The cells, called Multi-lineage Stress-Enduring (Muse-AT) stem cells from fat, or adipose, tissue, were discovered by "scientific accident" when a piece of equipment failed in the lab, killing all the stem cells in the experiment except for the Muse-AT cells. The research team further discovered that not only are Muse-AT cells able to survive severe stress, they may even be activated by it, said study senior author Gregorio Chazenbalk, an associate researcher with UCLA Obstetrics and Gynecology.
These pluripotent cells, isolated from fat tissue removed during liposuction, expressed many embryonic stem cell markers and were able to differentiate into muscle, bone, fat, cardiac, neuronal and liver cells. An examination of their genetic characteristics confirmed their specialized functions, as well as their capacity to regenerate tissue when transplanted back into the body following their "awakening."
"This population of cells lies dormant in the fat tissue until it is subjected to very harsh conditions. These cells can survive in conditions in which usually only cancer cells can live," Chazenbalk said. "Upon further investigation and clinical trials, these cells could prove a revolutionary treatment option for numerous diseases, including heart disease, stroke and for tissue damage and neural regeneration."
The results of the two-year study are published June 5, 2013 in the peer-reviewed journal PLOS ONE
Purifying and isolating Muse-AT cells does not require the use of a cell sorter or other specialized, high-tech devices. They are able to grow either in suspension, forming cell spheres, or as adherent cells, forming cell aggregates very similar to human embryonic stem cell-derived embryoid bodies.
"We have been able to isolate these cells using a simple and efficient method that takes about six hours from the time the fat tissue is harvested," Chazenbalk said. "This research offers a new and exciting source of fat stem cells with pluripotent characteristics, as well as a new method for quickly isolating them. These cells also appear to be more primitive than the average fat stem cells, making them potentially superior sources for regenerative medicine."

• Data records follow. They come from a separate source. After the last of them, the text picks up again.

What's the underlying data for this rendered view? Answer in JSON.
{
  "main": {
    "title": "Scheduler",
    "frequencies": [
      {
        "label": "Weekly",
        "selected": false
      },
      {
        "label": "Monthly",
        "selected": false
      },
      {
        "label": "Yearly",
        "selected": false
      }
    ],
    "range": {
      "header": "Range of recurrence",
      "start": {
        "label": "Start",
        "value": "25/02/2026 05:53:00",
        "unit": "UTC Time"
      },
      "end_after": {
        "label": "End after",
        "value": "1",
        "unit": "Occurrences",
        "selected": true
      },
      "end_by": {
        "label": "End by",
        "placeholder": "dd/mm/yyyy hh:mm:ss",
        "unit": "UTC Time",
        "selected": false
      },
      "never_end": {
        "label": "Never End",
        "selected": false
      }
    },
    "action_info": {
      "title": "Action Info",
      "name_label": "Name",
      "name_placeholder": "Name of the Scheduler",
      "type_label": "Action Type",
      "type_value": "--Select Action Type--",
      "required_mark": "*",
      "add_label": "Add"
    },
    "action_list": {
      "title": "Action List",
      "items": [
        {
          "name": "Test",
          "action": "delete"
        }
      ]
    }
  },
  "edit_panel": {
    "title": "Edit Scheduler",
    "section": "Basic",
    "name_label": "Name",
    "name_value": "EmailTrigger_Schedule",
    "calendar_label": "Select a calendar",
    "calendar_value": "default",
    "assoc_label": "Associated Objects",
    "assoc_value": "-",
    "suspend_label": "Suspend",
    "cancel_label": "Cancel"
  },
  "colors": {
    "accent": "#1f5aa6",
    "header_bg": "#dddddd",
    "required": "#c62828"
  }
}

Currently, embryonic stem cells and induced pluripotent stem cells - skin cells turned into embryonic-like cells - are the two main sources of pluripotent cells. However, both types can exhibit an uncontrolled capacity for differentiation and proliferation, leading to the formation of unwanted teratoma, or tumors. Little progress has been made in resolving that defect, Chazenbalk said.
Muse cells originally were discovered by a research group at Tokohu University in Japan and were derived from bone marrow and skin, rather than fat. That research group showed that Muse cells did not produce teratomas in animal models. Further research on the Muse-AT cells isolated at UCLA will need to be done to determine whether that cell population avoids production of teratomas.
In addition to providing a potential source of cells for regenerative medicine, Chazenbalk said the Muse-AT cells may provide a better understanding of cancer cells, the only other cells known to display such stress resistance.
Going forward, Chazenbalk and his team will use Muse-AT cells in animal models to regenerate damaged or dysfunctional tissue to determine how efficiently they grow and perform in the body and to gauge their potential for future clinical use.
"Because lipoaspiration is a safe and non-invasive procedure and Muse-AT cell isolation requires a simple yet highly efficient purification technique, Muse-AT cells could provide an ideal source of pluripotent-like stem cells," the study states. "Muse-AT cells have the potential to make a critical impact on the field of regenerative medicine."